Però, di quel periodo di preparazione all’incontro ricordo soprattutto una strana sensazione di contrasto, tra ciò che andavo leggendo riguardo alla carriera e ai lavori del professore, gli esiti altissimi e in molti casi definitivi del suo costante impegno di studio, scrittura, traduzione tra Italia e Francia, e la profonda gentilezza delle email che nel frattempo ci inviava, la disponibilità assoluta all’incontro e al racconto. Non che mi aspettassi un atteggiamento di minor cordialità, ma avevo già conosciuto altri italianisti, professori, accademici in Francia: molto formali, e un po’ scostanti… freddini, ecco.
Con paste di mandorla dalla Sicilia, speculoos da Bruxelles, registratore, videocamera, tutti i «compitini» svolti su fogli e fogli di appunti – e con un po’ di timore reverenziale – ci siamo presentate a casa Fusco, a Parigi, per una conversazione che doveva durare un paio d’ore, nelle nostre previsioni.
Siamo rimaste tutto il pomeriggio.
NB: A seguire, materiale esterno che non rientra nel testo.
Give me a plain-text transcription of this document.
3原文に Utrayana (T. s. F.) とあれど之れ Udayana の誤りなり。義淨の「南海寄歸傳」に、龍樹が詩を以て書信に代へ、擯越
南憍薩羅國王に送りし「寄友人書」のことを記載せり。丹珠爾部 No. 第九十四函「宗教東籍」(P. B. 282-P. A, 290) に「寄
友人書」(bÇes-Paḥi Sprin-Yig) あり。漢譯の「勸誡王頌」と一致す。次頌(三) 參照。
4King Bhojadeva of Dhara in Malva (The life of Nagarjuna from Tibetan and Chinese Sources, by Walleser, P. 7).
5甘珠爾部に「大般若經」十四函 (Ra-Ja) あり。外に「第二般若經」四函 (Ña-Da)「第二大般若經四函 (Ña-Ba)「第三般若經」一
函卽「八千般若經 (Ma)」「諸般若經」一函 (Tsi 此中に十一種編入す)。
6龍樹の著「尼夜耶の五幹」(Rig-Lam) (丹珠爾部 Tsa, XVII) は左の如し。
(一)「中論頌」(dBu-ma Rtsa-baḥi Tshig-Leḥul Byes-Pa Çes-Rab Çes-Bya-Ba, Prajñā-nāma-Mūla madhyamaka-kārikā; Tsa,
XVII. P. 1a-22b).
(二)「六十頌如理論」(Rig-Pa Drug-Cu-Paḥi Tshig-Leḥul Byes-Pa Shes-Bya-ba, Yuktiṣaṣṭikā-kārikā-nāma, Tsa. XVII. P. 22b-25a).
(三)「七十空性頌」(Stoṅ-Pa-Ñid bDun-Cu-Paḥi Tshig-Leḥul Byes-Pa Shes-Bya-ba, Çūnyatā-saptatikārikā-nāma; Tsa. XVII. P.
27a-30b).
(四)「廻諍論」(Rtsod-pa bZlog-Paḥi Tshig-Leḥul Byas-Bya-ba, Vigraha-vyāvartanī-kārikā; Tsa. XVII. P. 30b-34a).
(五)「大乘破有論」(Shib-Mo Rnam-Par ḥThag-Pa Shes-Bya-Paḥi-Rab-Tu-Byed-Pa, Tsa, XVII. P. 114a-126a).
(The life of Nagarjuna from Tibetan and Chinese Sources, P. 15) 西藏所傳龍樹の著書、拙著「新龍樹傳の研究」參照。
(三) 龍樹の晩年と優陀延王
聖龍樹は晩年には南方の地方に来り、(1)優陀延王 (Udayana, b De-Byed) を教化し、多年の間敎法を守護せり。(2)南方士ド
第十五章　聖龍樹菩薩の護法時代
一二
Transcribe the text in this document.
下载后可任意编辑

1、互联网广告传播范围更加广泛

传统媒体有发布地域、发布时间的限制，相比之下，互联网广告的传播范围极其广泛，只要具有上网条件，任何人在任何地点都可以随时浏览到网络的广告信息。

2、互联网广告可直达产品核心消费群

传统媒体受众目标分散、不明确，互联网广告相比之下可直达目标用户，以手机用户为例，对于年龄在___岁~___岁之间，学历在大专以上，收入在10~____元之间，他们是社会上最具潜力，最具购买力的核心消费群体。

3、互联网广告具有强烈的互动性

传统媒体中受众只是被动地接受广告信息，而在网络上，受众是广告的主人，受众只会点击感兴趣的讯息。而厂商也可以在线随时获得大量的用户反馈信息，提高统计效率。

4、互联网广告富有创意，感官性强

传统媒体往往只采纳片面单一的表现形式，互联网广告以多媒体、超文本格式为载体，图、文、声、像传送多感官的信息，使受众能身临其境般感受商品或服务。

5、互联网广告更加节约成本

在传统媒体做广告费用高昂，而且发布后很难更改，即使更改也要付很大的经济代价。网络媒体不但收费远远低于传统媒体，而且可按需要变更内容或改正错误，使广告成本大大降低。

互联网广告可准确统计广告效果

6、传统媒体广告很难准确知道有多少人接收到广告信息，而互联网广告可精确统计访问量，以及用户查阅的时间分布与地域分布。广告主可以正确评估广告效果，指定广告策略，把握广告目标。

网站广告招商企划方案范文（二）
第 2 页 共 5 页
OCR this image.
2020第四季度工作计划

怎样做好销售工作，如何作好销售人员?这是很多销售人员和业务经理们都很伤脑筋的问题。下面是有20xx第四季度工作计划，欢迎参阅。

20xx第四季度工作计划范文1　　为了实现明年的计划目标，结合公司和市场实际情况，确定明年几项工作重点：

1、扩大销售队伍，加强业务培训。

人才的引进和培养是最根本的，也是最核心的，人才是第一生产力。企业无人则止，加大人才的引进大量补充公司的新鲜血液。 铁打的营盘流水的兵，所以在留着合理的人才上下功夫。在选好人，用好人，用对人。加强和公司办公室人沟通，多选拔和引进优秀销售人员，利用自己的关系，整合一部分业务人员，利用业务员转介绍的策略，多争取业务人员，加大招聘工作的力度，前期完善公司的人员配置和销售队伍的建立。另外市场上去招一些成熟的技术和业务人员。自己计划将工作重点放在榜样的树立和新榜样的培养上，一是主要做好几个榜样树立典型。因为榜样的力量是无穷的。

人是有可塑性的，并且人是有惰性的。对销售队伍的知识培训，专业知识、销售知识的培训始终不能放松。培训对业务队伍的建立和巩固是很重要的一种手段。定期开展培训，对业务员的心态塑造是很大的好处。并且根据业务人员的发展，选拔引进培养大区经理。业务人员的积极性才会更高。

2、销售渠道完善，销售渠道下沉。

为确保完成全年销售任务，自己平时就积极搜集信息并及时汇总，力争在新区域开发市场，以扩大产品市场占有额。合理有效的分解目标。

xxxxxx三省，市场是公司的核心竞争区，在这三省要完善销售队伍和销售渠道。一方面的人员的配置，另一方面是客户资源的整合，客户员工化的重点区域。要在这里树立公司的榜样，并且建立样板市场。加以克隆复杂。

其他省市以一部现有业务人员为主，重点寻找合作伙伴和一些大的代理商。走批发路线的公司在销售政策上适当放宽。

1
A chiacchierare col professore, a raccoglierne il racconto vastissimo, le opinioni critiche, le impressioni su certi fatti della cultura contemporanea, e i ricordi, quelli belli quelli emozionanti quelli dolorosi, che con incredibile generosità ha voluto regalarci. Finita quella giornata eravamo ancora dei nani, sì, ma più ricchi.
La stessa generosità, la stessa infinita disponibilità il professore ci ha riservato poi, nelle fasi di lavorazione del testo dell’intervista per la pubblicazione su «Todomodo». E con affetto l’ho ritrovato più volte, in questi anni in cui ho lavorato a Parigi, per raccontargli delle mie ricerche, per mostrargli le piccole scoperte d’archivio che assieme a un collega andavo facendo, che lui accoglieva con esclamazioni di gioia quasi infantile («Bel colpo!») e accompagnava con consigli e suggerimenti sempre preziosi.
Ecco. Adesso c’è il dolore. Perché se n’è andato un uomo buono e grande, e ci mancherà. Perché dei suoi pareri e del suo accompagnamento avremmo ancora avuto tanto bisogno. Ma c’è anche un altro sentimento, strana mescolanza di tristezza e gratitudine: per il tempo, le parole, la conoscenza che ci ha regalato; e perché sentirsi dei nani al cospetto di un gigante è una cosa che fa bene.